Data cleaning is an essential part of your life if you are a data scientist, data analyst, or machine learning engineer. In real life, it is very hard to find data that are totally clean and ready to use right away. Before diving into the analysis, visualization, or machine learning, data cleaning is a very common task for almost all real-world projects.
This article will focus on the general and very common data cleaning tasks. We will use a few different datasets to demonstrate different data cleaning processes.
No more introduction. Let’s get into the action!
First, I will start with the olympics.csv dataset. This is a really common dataset to use for practice. The first dataset I will use is the Olympics dataset. I found this dataset from a Coursera course. I had to do some cleaning before use.

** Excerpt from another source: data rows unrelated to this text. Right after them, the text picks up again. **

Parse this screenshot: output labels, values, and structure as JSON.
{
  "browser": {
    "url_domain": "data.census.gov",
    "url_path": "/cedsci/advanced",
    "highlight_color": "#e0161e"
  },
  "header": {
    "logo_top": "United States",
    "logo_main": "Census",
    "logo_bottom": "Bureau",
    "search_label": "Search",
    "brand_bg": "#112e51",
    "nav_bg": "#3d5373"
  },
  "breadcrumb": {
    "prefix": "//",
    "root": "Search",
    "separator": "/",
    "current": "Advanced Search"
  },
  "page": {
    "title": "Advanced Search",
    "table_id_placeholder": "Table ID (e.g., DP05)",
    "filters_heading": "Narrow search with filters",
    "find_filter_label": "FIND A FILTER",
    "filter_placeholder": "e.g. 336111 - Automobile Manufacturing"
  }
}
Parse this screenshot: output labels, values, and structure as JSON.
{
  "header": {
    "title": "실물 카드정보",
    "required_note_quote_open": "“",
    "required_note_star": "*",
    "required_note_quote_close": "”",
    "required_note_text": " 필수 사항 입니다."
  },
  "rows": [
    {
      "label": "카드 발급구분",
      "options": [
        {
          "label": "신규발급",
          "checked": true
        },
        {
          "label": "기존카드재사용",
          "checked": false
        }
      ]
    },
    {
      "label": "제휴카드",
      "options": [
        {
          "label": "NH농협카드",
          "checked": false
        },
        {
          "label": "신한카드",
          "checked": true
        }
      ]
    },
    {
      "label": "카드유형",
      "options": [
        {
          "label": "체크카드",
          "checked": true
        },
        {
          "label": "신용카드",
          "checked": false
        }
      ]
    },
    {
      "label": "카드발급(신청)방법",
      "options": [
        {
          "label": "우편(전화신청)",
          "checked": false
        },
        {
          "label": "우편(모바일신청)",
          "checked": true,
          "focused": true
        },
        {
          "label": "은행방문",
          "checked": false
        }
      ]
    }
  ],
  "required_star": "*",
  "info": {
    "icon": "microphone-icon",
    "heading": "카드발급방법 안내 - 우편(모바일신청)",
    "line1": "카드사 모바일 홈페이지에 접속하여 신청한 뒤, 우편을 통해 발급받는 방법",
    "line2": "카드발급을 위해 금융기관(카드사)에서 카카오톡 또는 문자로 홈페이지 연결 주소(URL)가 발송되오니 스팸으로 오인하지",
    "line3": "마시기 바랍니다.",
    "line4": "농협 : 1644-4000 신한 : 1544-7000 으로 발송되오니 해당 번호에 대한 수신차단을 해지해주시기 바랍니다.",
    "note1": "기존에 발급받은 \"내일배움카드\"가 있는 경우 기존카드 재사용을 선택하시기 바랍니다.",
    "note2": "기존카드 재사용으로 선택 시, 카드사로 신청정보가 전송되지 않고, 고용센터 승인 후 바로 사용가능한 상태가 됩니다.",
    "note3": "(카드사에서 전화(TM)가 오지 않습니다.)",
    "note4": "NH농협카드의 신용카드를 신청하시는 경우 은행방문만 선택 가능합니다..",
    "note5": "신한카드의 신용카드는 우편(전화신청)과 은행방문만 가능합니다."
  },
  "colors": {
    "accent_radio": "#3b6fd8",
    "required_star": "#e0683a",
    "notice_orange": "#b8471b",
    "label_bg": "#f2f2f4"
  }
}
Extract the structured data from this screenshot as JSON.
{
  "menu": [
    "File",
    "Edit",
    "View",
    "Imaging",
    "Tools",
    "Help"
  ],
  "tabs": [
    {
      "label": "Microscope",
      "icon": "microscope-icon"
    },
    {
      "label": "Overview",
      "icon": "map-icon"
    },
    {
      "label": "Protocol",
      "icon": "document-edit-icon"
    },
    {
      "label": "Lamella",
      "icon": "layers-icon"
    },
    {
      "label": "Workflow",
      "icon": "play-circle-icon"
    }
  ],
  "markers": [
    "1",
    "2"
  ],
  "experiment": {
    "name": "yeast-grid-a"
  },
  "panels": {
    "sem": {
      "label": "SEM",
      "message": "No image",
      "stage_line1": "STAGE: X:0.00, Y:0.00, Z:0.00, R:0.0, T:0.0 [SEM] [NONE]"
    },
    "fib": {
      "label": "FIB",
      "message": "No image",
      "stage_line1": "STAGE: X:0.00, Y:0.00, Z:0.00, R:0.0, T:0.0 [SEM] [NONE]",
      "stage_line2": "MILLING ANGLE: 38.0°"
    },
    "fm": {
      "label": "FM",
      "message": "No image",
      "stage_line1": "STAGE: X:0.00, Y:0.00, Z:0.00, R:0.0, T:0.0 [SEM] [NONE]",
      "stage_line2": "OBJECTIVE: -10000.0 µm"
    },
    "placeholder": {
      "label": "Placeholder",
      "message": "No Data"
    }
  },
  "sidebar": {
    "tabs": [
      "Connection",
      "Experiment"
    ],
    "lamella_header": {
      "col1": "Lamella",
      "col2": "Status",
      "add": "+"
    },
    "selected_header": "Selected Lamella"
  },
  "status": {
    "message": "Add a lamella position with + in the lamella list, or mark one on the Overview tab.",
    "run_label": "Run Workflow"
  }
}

Here is the link for the dataset.
Here I am importing the necessary packages, reading the dataset into a DataFrame format using the ‘read_csv’ function, and displaying the first five rows of the data using the .head() function.
import pandas as pd import numpy as np
olympics = pd.read_csv("olympics.csv") olympics.head()

Finding the right header
In the DataFrame above top row is clearly not the header. The header is actually the next row where the row index is 1. So, an extra parameter ‘header=1’ can be used to do that in the read_csv method. Here I am reading the dataset again:
olympics = pd.read_csv("olympics.csv", header=1)
olympics.head()

Renaming the columns
The column names are not very clean-looking and understandable here. The first column contains all the country’s names. But it has a strange name! Where it says ‘01!’, ‘02!’, or ‘03!’, it should be ‘Gold’, ‘Silver’, and ‘Bronze’. So, let’s rename the columns using the ‘rename’ function. The ‘rename’ function takes a dictionary where the key is the original column name and the value is the new column name.
col_names = {'Unnamed: 0': 'Country', '? Summer': 'Summer Olympics', '01 !': 'Gold', '02 !': 'Silver', '03 !': 'Bronze', '? Winter': 'Winter Olympics', '01 !.1': 'Gold.1', '02 !.1': 'Silver.1', '03 !.1': 'Bronze.1', '? Games': '# Games', '01 !.2': 'Gold.2', '02 !.2': 'Silver.2', '03 !.2': 'Bronze.2'}
olympics.rename(columns=col_names, inplace=True)#Checking the olympics DataFrame with the new column names olympics.head()

Column names are fixed!
Getting rid of extra tails in the texts
Look at the country names in the first column. After country names, it has an abbreviation in the brackets. Sometimes it even has twice. That is unnecessary. It will not look good in visualization or any analysis. That needs to be removed.
We will use ‘applymap’ function for doing that. The ‘applymap’ function takes a function that should be applied on the column or columns we intend to perform the changes. Here we define the function that will take a string as a parameter and remove everything after it finds the first bracket ‘(‘.
def get_country(st):
if ' (' in st:
return st[:st.find(' (')]
else:
return st
We will use this function as a parameter in the ‘applymap’ function.
pd.DataFrame(olympics['Country']).applymap(get_country)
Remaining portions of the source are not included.